New 400 kHz Current Sensors Enable More Sustainable Designs in Switch-Mode Power Designs

New 400 kHz Current Sensors Enable More Sustainable Designs in Switch-Mode Power Designs

By Wade Bussing, Product Marketing Engineer, Allegro MicroSystems

Really Cool. Really Efficient. 

Driven primarily by cost and shrinking PCB area, system designers are opting for smaller passive components and up-integrated sensor solutions in their switched-mode power designs. The space savings of smaller capacitors and inductors comes at the expense of efficiency in the form of switching loss, as higher switching speeds are required to generate an equivalent level of power. 

The availability of wide bandgap devices (SiC, GaN, and GaAs) has reduced the impact of switching losses on efficiency. As such, switching frequencies are on the rise in many power applications, including DC to DC converters, solar MPPT and inverters, telecom and server power supplies, power distribution units (PDUs), uninterruptible power supplies (UPS), and charging stations.  

With these new gains in efficiency and space savings, the high-speed trend is expected to continue, creating new requirements for current monitoring and protection. Allegro’s broad family of integrated Hall-effect current sensor ICs have kept pace with this high-speed trend by offering innovative high-speed solutions without sacrificing on size, efficiency, or performance. 

Stability and Accuracy 

Switching frequency directly affects a power system’s response to transient loads. As power supplies are tasked with supporting multiple subsystems, a proper transient response is required to avoid brownout events as these subsystems come online. When choosing sensors for such applications, system architects typically compromise between high speed or stability and accuracy over frequency and temperature. Compare the unfiltered response of two current sensing solutions in Figure 1.  

 

ACS37002 graph
Figure 1: ACS37002 Stable Output Response vs. a Competing Solution

The underdamped response of competing solutions creates ambiguity during peak current detection leading to errors in control and a reduction in overall efficiency. Output ringing also triggers overcurrent events, false shutdowns, and “nuisance” faults. 

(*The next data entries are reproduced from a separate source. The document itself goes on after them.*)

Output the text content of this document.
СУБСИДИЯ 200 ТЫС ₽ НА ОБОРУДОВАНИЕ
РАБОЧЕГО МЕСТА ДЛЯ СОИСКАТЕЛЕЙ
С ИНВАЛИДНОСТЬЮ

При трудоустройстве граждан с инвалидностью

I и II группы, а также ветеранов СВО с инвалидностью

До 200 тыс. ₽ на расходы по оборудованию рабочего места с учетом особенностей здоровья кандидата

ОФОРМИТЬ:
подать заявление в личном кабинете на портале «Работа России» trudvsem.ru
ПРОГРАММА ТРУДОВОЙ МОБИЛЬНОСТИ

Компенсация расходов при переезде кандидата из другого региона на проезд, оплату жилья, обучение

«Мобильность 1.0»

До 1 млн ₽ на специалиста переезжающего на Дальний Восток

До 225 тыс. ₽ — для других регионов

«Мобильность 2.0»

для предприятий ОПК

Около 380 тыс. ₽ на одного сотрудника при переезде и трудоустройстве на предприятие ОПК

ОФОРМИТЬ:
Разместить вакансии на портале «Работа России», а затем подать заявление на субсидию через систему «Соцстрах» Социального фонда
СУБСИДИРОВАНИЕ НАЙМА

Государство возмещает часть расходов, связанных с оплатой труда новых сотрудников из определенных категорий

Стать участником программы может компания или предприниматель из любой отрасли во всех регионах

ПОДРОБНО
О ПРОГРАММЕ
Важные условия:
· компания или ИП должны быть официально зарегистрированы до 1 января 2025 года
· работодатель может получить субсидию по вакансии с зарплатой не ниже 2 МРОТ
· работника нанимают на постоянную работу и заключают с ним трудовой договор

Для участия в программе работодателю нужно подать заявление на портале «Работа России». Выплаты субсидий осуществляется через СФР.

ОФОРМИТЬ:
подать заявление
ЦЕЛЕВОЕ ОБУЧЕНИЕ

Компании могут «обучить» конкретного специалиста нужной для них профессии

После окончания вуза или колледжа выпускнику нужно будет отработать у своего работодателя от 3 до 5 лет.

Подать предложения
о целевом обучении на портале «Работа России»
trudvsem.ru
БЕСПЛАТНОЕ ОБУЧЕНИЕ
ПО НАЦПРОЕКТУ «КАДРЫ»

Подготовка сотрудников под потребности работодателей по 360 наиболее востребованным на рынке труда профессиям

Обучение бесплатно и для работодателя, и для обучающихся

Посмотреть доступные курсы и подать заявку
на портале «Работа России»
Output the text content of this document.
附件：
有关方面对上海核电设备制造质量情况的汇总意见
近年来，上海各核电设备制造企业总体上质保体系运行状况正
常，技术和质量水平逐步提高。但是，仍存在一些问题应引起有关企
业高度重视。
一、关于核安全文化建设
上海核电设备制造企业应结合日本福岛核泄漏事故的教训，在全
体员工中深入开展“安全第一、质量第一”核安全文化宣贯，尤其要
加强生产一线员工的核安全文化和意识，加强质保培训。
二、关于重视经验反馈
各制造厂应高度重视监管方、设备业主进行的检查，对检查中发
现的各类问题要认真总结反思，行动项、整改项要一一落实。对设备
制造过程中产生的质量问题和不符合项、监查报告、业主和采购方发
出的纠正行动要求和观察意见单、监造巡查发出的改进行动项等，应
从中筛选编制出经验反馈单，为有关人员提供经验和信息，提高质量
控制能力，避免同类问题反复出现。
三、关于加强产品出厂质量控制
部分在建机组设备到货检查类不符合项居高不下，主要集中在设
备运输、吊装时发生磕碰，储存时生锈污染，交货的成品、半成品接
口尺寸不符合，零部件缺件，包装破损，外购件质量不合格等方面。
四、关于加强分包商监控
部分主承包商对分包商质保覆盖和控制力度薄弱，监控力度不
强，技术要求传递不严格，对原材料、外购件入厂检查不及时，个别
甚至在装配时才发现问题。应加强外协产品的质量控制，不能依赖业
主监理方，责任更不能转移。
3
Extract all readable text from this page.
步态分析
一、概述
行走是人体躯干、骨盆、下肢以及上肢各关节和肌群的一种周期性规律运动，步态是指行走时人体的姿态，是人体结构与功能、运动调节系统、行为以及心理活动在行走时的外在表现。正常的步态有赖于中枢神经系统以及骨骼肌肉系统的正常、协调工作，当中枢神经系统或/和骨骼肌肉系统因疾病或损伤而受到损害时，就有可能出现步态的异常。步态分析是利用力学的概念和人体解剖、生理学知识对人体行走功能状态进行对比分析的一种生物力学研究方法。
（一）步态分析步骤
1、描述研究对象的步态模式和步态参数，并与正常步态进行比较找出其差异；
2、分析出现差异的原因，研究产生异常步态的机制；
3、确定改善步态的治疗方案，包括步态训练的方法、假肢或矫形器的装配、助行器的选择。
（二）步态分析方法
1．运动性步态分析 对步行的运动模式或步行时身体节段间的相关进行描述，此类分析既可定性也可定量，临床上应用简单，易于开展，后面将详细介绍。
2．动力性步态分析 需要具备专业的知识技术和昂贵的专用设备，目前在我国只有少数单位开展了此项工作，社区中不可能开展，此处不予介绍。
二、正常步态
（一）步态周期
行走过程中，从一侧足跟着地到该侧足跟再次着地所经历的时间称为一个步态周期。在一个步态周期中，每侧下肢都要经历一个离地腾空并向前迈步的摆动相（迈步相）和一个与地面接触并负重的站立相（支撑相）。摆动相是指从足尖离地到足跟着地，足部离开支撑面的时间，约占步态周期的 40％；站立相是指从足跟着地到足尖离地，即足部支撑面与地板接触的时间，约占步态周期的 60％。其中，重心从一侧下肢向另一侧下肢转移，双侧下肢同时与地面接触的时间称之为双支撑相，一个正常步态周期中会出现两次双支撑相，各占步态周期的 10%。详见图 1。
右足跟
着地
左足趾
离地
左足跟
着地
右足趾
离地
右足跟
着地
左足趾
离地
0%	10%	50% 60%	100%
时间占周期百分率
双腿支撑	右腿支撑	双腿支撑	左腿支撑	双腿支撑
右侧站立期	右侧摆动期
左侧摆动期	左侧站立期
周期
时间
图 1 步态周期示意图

With the ACS37002, system architects no longer need to compromise. Thanks to an innovative 400 kHz signal path and mature sensor architecture, the ACS37002 cleanly tracks the signal with minimal ringing, phase delay, or attenuation—and no external filter components. A differential output (Vref) and stray field rejection offer high signal integrity in noisy environments. This integrated current sensor from Allegro occupies a new sweet spot for high speed, high accuracy, and rock-solid stability over frequency and temperature. 

 

Efficiency, Heating, and PCB Area 


Frequency is not the only specification on the rise. Efficiency goals are increasing, too, driving the adoption of low loss switch technologies. As the on-resistance of switches drops, other components in the current path begin to account for a more significant percentage of power lost as heat.  

Management of I2R losses has compounding effects on system cost and reliability. Limiting heat reduces cooling requirements and associated costs while extending the lifetime and reliability of power systems. For equipment like solar inverters, this translates to more time in the sun, and less time in maintenance or a landfill. Losses of standard current sensing solutions are compared in Table 1. 

Packaging chart
Table 1: Current Sensing package options and Power Loss at 25 A

Power loss in shunt solutions is reduced by placing additional resistors in parallel or choosing lower resistor values. These methods are useful, but the layout is critical for overall accuracy, and the added resistors consume precious board space—especially when oversized. Lastly, most shunt solutions do not support negative input voltages, requiring additional isolation components to make the measurement.  

Conclusion 

The latest generation of current sensors are easy to use and are up-integrated with features that reduce design time, BOM size, and cost. As a result, system architects may focus on the unique and challenging aspects of their design.  

The 400 kHz ACS37002 family of sensors is cool under heavy workloads, with a compact, low power loss package that keeps temperatures down and can extend the life of a power system. These current sensors hit the right balance of high speed, high accuracy, and stability over temperature, making switched-mode power designs greener and more efficient—leading technology and the world to a more sustainable future.